Cells secrete interferon into their environment, warning other cells to raise their guard. The result of all this: if a second virus appears, the cells already have their defenses activated and it is possible that they can block it.

This “beware” message can spread throughout the body. So in theory, contracting a respiratory virus like rhinovirus could activate defenses in, say, the gut, protecting the same person from a completely different virus, like norovirus. But the situation will vary depending on the viruses involved, the amount of interferon produced, and other factors. “Most viruses have ways of neutralizing the interferon system,” says Ganes Sen, a virologist at the Cleveland Clinic in Ohio who wrote about interferon-virus interactions for the Annual Review of Virology in 2015. “It’s a pull. of war.”

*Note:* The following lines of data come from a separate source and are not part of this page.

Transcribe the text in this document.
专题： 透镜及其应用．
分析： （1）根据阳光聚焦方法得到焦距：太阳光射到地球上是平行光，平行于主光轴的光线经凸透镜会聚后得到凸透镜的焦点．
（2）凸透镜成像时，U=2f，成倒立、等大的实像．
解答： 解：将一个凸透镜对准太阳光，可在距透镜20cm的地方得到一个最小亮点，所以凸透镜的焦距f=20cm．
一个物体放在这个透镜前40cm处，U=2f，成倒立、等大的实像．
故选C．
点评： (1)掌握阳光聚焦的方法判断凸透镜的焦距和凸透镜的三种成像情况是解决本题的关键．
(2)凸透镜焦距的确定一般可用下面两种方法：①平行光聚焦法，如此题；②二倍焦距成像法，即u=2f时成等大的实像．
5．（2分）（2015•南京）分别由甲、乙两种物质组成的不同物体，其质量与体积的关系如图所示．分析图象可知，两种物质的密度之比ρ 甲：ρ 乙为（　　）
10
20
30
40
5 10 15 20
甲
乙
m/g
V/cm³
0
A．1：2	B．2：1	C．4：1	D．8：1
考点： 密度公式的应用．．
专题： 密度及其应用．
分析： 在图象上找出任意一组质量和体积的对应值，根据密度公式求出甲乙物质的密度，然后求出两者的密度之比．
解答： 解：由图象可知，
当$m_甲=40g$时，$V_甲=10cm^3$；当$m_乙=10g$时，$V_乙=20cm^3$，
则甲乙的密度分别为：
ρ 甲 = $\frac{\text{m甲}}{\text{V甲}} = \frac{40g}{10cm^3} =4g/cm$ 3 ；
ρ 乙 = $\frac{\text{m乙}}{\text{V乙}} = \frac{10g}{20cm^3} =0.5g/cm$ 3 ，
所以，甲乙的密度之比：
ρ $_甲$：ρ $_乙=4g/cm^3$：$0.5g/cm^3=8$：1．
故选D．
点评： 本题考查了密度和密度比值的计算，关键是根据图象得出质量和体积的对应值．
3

Scientists study that back and forth in animals and other systems in the lab. For example, Ellen Foxman, an immunologist at Yale School of Medicine, investigates viral interactions in tissues grown in the lab from real human airway cells. In one experiment, she studied swine flu and a typical representative of the rhinovirus family. When the researchers infected human tissue first with the rhinovirus and then with swine flu, the interferon prevented the flu from taking hold. In similar studies, she found that rhinovirus infection also interfered with subsequent SARS-CoV-2 infection.

It’s dubious to extrapolate from tissues in the lab to people or populations, but Foxman believes the studies reflect biological truth. “It’s likely that if you get infected with a rhinovirus, that will make you relatively resistant to another virus for some time,” he says. Foxman speculates that the protective effect is likely to last for days or weeks.

But don’t count on a cold giving you temporary immunity against other viruses. Interference is not guaranteed: it is certainly possible to catch more than one virus at the same time. And interferon isn’t always beneficial either; sometimes, it can make people more susceptible to infection, not less. A well-known example is that the flu makes people more susceptible to secondary bacterial infection.

In the ongoing pandemic, it is still difficult to say what role, if any, interference played in shutting down RSV and flu in populations around the world. During the first wave of covid in 2020, Foxman believes there were not enough people with covid to interfere with other viruses on a large scale. (RSV experienced an unusual summer spike in 2021 as people eased up on mask-wearing and other precautions.)

But by the second winter of Covid, in 2021-22, Webby thinks he sees evidence of interference at the population level. Influenza was starting to rise in the fall, he says, but then the omicron variant of Covid burst onto the scene. Flu rates fell, even as people returned to work and school and traveled on vacation. The coronavirus had a big advantage that season, he says, because so many people still lacked immunity. It does not mean that Covid will always outperform influenza in the future.

In the third winter of Covid now underway in the northern hemisphere, conditions are different once again. Many people now have immunity to Covid, from a recent attack or from vaccination, but fewer have experienced RSV or flu in recent memory. That set the stage for Flu and RSV to stage a massive double comeback, hitting early and hard.

Any possible interference during the tripledemic winter of 2022-23 will become more apparent once epidemiologists can look back on the season and see if each virus had its turn. There are already indicators that the fall waves of RSV and flu may have peaked, while Covid is on the rise after the winter break. But there are still several cold months to come, providing ample opportunity for any of the trio to rise again.